Cynthia Huffman was hired by The Hilltop Companies to review mortgage loan files to ensure that lawful procedures were followed during foreclosures and other proceedings. Huffman’s employment relationship was governed by a Professional Services Contract Agreement, which stated that she was an independent contractor.
When her employment ended, Huffman sued Hilltop alleging violations of the Fair Labor Standards Act and Ohio state law, contending that she was wrongly classified as an independent contractor and was entitled to overtime.
Hilltop sought to compel arbitration in the case pursuant to the contract. The agreement contained 24 clauses, including an arbitration clause and a survival clause. The survival clause delineated 12 paragraphs that would survive termination of the agreement – such as client confidentiality and compensation – but did not list the arbitration clause.
A federal district court agreed with Huffman that the exclusion of the arbitration clause from the survival clause meant it had no post-expiration effect.
But on appeal, the 6th Circuit reversed in the employer’s favor.
Noting that it was the first federal appellate court to consider the issue, the panel emphasized the “strong federal policy in favor of arbitration” and rejected two arguments from Huffman.
First, the court said the agreement did not have to be construed in favor of Huffman because Hilltop drafted it. Even if the court found ambiguity in the contract, “the strong presumption in favor of arbitration applies instead,” the panel wrote. “Therefore, all doubts are resolved in favor of arbitration, and the plaintiffs must present ‘the most forceful evidence of a purpose to exclude the claim from arbitration [in order to] prevail.’”
The omission of the arbitration clause from the survival clause was not a clear implication that the paragraph was not meant to have post-expiration effect, the court then determined. Other clauses that were not included in the survival clause remained in effect after the contract’s expiration, the panel said, such as the non-compete provision and the severability clause.
“We believe that considering the contract as a whole – the survival clause and its relationship to the other clauses in the agreement – is the correct way to determine whether the parties unambiguously intended for the arbitration clause to expire with the contract,” the court said. “We observe that the parties did not clearly intend for the survival clause to serve as an exhaustive list of the provisions that would survive expiration of the agreement. Indeed, the non-compete clause remains in effect for twelve months after expiration, yet it is not listed in the survival clause.”
Further, “neither the agreement’s severability clause nor its integration clause is listed in the survival clause,” the court added. “However, it is illogical to conclude that upon expiration of the contract, the parties no longer intended the agreement to be severable.

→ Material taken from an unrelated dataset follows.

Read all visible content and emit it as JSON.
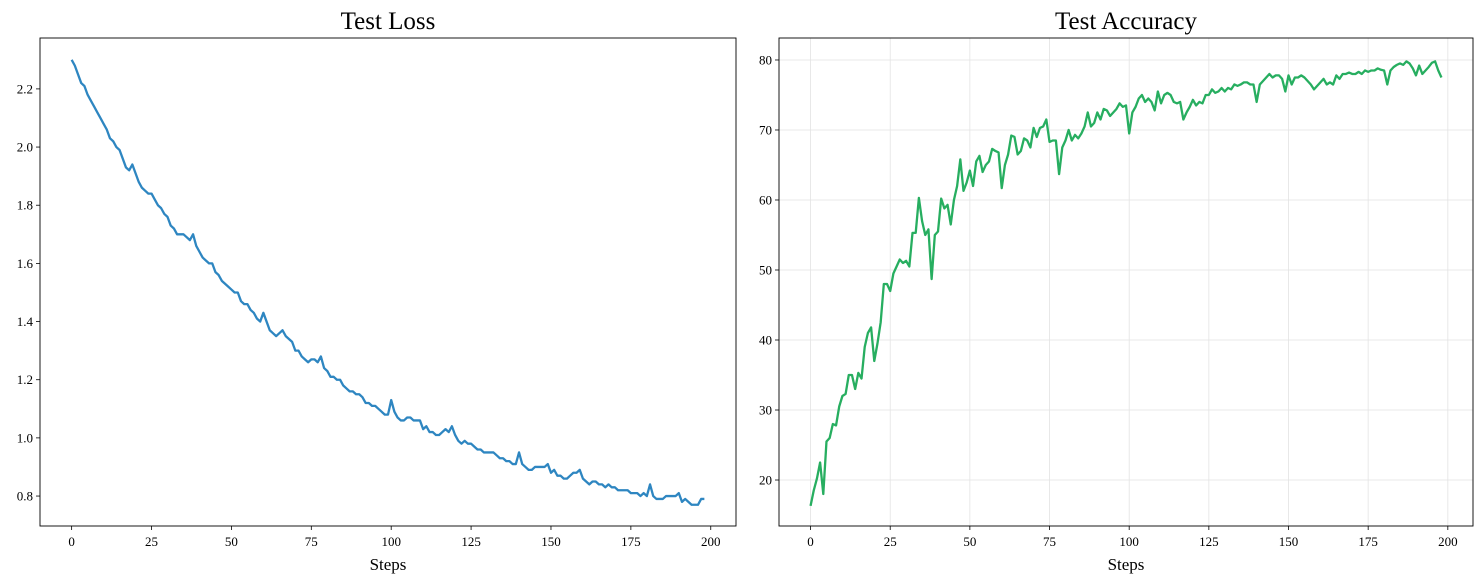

It is similarly illogical to conclude that the parties intended the ban on extrinsic evidence to be in effect only prior to the agreement’s expiration. The difficulty in the plaintiff’s position is that it is just as plausible that the parties also intended the arbitration clause to survive.”
The panel noted that a different outcome could be possible if the evidence established a “clear implication” – say, 23 of the 24 clauses were all listed in the survival clause, leaving arbitration as the sole exclusion – but such facts were not present.
“The omission of the arbitration clause from the survival clause in this case did not clearly imply that the parties did not intend for the arbitration clause to have post-termination effect,” the court concluded.